Eskiden beri, hamamların hemen hepsinde, çıkışta bir erkek berberi vardır.
Buda, hamamın bir parçasıdır. Kişi, sakal tıraşı olur. Gerekli ise, saç tıraşı olur. Veya saçına şekil verdirtir. Aynı uygulama hanımlar kısmı çıkışlarında, Kuaför olarak yeni sayılabilecek bir uygulamadır.

Hamamın bir parçası olmayan, bununla birlikte her hamam çıkışı yakın çevresinde, börek ve hafif pasta - yiyecekler dükkanı vardır. Zamanı olan, orada Soğuk Ayran ile hafif bir şeyler de atıştırır.

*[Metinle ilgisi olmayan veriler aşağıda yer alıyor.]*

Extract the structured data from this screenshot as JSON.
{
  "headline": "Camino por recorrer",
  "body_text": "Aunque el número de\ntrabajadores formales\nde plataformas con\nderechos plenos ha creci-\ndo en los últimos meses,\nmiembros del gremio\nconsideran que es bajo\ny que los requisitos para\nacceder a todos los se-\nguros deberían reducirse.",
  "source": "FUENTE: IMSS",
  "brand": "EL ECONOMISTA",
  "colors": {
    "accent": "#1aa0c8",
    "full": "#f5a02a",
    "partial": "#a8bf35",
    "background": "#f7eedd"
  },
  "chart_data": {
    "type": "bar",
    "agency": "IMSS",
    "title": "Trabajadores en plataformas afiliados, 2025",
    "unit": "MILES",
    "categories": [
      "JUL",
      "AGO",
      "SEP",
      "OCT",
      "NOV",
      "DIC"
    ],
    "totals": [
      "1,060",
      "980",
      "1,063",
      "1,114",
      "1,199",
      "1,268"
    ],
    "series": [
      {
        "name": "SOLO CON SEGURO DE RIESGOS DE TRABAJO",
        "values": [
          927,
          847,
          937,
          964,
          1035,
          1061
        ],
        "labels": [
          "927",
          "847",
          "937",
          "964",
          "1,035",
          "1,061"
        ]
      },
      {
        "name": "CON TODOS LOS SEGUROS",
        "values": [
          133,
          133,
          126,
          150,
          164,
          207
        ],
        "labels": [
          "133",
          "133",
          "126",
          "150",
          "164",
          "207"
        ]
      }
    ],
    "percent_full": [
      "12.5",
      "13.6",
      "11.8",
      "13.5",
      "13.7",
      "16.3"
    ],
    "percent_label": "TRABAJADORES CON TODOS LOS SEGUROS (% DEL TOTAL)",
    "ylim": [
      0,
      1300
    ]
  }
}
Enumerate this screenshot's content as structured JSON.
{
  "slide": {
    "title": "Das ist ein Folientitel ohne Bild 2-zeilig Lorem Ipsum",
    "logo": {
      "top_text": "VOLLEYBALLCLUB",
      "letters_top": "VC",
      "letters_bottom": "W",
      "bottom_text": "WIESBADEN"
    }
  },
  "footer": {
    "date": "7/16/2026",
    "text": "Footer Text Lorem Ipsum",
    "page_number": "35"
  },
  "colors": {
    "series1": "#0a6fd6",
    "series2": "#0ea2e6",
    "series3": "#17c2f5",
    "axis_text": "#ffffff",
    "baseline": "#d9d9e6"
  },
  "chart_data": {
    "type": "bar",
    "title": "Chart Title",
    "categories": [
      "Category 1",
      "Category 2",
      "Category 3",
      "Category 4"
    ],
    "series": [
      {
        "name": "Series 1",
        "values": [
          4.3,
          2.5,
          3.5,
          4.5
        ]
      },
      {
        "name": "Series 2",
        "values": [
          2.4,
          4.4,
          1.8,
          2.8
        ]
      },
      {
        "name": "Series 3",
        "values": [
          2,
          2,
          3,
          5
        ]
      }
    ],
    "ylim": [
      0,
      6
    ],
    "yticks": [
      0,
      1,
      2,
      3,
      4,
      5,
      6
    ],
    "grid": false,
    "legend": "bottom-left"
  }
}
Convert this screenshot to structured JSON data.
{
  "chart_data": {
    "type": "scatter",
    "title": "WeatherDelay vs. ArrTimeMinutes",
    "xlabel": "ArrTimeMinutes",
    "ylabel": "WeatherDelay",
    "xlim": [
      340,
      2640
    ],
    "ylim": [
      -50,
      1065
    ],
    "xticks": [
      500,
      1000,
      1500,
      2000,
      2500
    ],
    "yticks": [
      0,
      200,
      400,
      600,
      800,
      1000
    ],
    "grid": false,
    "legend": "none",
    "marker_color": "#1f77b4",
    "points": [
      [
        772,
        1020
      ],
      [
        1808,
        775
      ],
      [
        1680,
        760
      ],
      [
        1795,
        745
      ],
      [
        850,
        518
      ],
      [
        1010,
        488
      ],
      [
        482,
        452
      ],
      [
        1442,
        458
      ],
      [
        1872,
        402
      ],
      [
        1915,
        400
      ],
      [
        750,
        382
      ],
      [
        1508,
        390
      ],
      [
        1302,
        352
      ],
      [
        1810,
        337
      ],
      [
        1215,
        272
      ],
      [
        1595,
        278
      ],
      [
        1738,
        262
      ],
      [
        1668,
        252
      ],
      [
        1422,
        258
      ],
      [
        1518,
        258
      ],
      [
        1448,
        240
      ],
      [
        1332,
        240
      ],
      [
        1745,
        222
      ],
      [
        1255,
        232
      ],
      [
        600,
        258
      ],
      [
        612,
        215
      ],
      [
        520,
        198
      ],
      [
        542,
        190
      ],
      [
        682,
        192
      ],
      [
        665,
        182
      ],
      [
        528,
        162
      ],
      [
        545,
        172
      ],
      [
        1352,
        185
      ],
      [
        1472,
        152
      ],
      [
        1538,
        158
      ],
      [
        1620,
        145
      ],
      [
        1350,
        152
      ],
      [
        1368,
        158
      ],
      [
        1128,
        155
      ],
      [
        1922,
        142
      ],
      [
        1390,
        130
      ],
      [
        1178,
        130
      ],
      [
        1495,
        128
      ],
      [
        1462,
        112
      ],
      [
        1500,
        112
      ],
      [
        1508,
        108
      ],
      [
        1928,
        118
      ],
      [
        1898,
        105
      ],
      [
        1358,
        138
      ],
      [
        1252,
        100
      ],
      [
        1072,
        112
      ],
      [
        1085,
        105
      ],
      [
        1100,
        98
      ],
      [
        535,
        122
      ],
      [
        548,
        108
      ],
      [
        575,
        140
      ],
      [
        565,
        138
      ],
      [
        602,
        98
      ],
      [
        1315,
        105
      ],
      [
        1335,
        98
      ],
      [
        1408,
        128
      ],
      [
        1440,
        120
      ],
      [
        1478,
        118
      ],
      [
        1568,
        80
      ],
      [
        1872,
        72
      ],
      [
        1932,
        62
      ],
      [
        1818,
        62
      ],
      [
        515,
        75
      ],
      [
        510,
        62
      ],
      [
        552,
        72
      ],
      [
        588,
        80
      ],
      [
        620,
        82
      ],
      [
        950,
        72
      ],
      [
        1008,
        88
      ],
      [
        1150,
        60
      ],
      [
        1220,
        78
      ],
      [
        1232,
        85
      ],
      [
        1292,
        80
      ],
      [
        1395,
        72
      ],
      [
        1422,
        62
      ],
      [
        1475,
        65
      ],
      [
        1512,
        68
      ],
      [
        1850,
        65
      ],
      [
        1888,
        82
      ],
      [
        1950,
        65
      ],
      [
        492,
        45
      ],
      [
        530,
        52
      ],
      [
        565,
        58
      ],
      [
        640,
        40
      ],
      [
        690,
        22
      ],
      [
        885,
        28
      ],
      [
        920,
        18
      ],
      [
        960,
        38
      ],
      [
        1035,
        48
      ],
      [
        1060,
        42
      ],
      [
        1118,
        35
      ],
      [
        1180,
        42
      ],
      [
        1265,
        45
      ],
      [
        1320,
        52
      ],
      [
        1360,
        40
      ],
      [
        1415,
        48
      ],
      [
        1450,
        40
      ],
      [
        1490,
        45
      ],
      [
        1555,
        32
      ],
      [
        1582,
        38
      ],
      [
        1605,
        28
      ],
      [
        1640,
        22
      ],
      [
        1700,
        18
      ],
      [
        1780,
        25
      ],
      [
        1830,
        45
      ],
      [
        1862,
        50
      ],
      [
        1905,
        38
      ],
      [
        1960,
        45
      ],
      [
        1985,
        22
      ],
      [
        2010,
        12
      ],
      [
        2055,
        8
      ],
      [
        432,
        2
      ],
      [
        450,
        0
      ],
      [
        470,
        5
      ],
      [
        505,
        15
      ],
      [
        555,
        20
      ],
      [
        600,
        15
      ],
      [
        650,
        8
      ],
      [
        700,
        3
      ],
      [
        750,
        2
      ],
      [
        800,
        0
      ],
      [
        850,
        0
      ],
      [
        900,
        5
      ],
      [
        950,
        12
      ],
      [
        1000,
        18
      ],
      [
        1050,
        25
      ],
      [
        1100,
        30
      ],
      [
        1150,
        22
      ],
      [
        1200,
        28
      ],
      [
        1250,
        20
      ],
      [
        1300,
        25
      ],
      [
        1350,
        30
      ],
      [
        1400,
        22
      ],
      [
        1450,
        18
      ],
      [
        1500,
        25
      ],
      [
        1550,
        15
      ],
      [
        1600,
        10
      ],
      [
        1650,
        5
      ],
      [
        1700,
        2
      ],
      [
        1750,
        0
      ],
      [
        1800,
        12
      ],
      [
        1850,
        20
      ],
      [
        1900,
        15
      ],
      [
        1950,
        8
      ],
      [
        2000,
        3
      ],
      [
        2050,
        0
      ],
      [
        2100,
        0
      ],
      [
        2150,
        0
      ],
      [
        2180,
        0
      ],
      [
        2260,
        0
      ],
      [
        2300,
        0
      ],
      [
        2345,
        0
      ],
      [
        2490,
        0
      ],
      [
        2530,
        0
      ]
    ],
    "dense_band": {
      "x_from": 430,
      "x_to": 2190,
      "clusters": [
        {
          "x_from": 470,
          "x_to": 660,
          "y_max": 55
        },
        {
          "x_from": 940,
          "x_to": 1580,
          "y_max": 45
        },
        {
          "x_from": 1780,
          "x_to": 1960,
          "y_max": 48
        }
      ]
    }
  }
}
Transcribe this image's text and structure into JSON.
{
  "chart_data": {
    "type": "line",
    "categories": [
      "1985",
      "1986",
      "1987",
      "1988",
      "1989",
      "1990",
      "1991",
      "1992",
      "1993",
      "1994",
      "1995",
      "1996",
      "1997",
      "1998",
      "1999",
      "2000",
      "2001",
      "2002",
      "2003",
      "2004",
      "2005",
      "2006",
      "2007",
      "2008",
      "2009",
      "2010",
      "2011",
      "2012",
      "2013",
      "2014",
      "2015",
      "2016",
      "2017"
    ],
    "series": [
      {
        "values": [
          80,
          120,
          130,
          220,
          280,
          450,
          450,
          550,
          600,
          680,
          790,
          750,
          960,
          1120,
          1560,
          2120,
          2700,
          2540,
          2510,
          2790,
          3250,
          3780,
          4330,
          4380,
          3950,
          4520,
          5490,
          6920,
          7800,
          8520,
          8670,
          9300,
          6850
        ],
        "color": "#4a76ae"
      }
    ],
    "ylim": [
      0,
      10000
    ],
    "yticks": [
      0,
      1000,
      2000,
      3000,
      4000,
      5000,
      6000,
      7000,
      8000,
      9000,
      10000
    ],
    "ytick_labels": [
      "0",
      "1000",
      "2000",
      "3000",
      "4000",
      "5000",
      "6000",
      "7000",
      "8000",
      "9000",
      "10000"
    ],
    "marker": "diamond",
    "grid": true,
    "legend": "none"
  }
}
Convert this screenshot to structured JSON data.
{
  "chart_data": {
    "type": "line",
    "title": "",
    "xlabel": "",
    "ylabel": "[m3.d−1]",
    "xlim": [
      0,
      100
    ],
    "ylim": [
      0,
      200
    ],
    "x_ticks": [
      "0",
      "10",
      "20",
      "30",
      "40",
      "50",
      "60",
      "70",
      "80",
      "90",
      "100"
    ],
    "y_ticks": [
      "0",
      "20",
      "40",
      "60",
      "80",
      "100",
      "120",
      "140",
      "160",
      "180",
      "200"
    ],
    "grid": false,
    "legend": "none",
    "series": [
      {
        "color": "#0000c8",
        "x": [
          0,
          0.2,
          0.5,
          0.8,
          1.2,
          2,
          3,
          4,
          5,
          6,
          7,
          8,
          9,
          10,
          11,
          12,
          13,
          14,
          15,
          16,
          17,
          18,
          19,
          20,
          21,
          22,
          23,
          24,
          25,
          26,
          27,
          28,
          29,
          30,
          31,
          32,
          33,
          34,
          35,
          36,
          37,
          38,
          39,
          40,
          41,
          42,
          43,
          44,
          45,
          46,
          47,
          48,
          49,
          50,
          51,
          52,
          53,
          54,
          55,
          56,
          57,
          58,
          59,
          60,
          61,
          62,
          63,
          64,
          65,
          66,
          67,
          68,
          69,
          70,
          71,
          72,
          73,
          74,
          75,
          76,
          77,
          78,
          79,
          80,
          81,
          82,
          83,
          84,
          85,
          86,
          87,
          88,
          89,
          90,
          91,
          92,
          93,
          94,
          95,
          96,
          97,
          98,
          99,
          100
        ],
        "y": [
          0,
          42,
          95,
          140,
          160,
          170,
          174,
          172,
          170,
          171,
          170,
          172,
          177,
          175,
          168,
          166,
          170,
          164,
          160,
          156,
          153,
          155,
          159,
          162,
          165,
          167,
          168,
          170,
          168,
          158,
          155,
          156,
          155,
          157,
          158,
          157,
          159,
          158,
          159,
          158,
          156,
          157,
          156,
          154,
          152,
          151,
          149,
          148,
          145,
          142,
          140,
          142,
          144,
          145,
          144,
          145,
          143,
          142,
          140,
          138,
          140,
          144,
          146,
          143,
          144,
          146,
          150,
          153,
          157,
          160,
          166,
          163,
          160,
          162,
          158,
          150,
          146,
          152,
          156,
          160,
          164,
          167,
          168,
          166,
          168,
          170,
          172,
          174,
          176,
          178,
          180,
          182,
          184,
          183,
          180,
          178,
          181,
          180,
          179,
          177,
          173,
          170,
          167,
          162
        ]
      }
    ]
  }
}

Bu yazıda varmak istediğim sonuç :

Yunanistan'daki BEY HAMAMI nı, teknik, proje, malzeme desteğini Türkiye'den vererek, Yunan Kültür Bakanlığı, Türk Kültür Bakanlığı, mümkün ise, gerek olursa UNESCO fonundan da yararlanarak yenilenmesi ve hizmete açılmasını sağlamaktır.

...

TBMM – AB Avrupa Birliği Uyum Komisyonu Başkanı Sayın Yaşar Yakış’a özet not :

Almanlar, Yunanistan ve Türkiye hakkında, bizlerin bildiğinden fazla dokümanlara sahiptir. Bu nedenle, Bey Hamamı’nın orijinal fotoğraf dokümanları Almanlarda olabilir.
Söz konusu ülke Yunanistan olunca, hele İngilizler de, hamamın çok eski resim ve dokümanları kesinlikle vardır.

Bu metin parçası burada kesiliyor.